Over the past seven-plus months, the price of a barrel of oil dropped from $107 to less than $50. This took prices to 2009 levels and surprised just about everyone. Stock markets do not like surprises, and many global indexes have dropped, adding another wrinkle of worry to an already wobbly global economic recovery. Scott Nyquist of McKinsey considers some of the implications from good to bad.. on some BRICs and MINT countries…
The really crushing, and frankly scary, situation has to do with state-owned producers. The simple fact is that many of the places that rely most heavily on fossil fuels are not exactly easy. Plunging prices poke holes in state budgets and can have wider ripple effects. Consider:
- Nigeria. The currency, the naira, is at its lowest level against the dollar since at least 1999.

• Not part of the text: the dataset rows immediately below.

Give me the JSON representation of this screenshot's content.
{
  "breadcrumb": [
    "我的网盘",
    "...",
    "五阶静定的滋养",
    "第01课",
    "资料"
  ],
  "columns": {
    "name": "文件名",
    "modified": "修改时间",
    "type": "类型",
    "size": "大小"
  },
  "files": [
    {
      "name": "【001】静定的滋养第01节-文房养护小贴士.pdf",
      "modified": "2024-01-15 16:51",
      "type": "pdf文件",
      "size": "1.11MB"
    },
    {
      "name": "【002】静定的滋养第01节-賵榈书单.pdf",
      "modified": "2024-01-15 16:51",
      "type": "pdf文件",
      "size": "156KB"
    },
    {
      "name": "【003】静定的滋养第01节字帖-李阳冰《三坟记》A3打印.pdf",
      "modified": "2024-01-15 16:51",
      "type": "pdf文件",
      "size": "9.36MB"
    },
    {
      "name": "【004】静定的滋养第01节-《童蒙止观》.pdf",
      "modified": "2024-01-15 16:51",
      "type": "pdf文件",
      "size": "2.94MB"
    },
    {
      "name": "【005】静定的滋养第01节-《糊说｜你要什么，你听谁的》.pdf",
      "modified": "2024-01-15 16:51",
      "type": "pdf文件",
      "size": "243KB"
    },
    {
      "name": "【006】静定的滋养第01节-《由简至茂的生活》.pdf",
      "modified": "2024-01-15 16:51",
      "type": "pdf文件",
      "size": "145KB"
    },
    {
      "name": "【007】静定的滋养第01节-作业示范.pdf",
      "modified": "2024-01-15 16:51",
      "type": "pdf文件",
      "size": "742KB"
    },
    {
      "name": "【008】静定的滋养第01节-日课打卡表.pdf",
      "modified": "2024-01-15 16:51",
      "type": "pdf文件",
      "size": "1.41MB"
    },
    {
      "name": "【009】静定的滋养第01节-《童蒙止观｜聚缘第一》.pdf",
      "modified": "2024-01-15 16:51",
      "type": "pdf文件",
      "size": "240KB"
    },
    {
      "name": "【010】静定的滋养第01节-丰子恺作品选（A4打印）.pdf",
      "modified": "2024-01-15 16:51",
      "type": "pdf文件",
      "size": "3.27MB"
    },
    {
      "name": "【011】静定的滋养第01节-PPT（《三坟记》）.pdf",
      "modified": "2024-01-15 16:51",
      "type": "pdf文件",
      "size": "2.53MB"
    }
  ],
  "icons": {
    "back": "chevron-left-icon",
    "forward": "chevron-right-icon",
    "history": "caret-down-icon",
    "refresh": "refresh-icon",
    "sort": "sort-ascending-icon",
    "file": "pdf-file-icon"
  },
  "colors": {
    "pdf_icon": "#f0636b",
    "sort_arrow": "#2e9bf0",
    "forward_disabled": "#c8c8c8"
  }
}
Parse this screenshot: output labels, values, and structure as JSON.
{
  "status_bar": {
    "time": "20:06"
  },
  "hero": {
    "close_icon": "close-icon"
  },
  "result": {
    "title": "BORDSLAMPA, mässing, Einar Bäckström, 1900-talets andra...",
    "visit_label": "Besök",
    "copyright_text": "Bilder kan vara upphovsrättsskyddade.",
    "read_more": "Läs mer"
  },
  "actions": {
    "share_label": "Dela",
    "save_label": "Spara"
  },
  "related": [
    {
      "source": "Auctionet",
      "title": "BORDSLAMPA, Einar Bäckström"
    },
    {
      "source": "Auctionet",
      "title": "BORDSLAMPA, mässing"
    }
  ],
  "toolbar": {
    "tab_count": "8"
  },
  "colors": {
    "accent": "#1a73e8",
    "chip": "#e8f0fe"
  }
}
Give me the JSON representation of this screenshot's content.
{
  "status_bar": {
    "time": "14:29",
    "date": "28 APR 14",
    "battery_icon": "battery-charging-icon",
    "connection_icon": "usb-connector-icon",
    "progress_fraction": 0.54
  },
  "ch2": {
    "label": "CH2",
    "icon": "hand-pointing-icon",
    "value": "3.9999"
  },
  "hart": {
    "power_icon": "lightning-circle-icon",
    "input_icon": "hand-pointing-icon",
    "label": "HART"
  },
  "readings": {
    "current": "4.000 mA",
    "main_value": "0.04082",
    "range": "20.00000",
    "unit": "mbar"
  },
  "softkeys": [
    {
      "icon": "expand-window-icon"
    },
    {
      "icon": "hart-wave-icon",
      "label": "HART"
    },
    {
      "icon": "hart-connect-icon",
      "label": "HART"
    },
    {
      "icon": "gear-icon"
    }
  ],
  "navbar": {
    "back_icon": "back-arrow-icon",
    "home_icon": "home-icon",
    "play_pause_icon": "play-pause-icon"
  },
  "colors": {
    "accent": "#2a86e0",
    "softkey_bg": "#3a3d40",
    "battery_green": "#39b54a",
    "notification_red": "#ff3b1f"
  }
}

- Russia. The ruble is hemorrhaging, which is hardly surprising, since oil and gas account for about three-quarters of the country’s exports. The weaker ruble will drive up the price of food; in addition, international banks hold a fortune in Russian debt. If that debt cannot be serviced, the still-fragile global financial system would get seriously hurt.
- Venezuela. This place is already in such a mess that it had shortages of toilet paper. Debt default is a real possibility.
- Iraq, Iran, and Libya. These countries rely almost entirely on oil for their export earnings and domestic budgets. In a region that is hardly short of turmoil, more of it isn’t out of the question.
- Norway. Even Norway is warning of a “severe downturn.”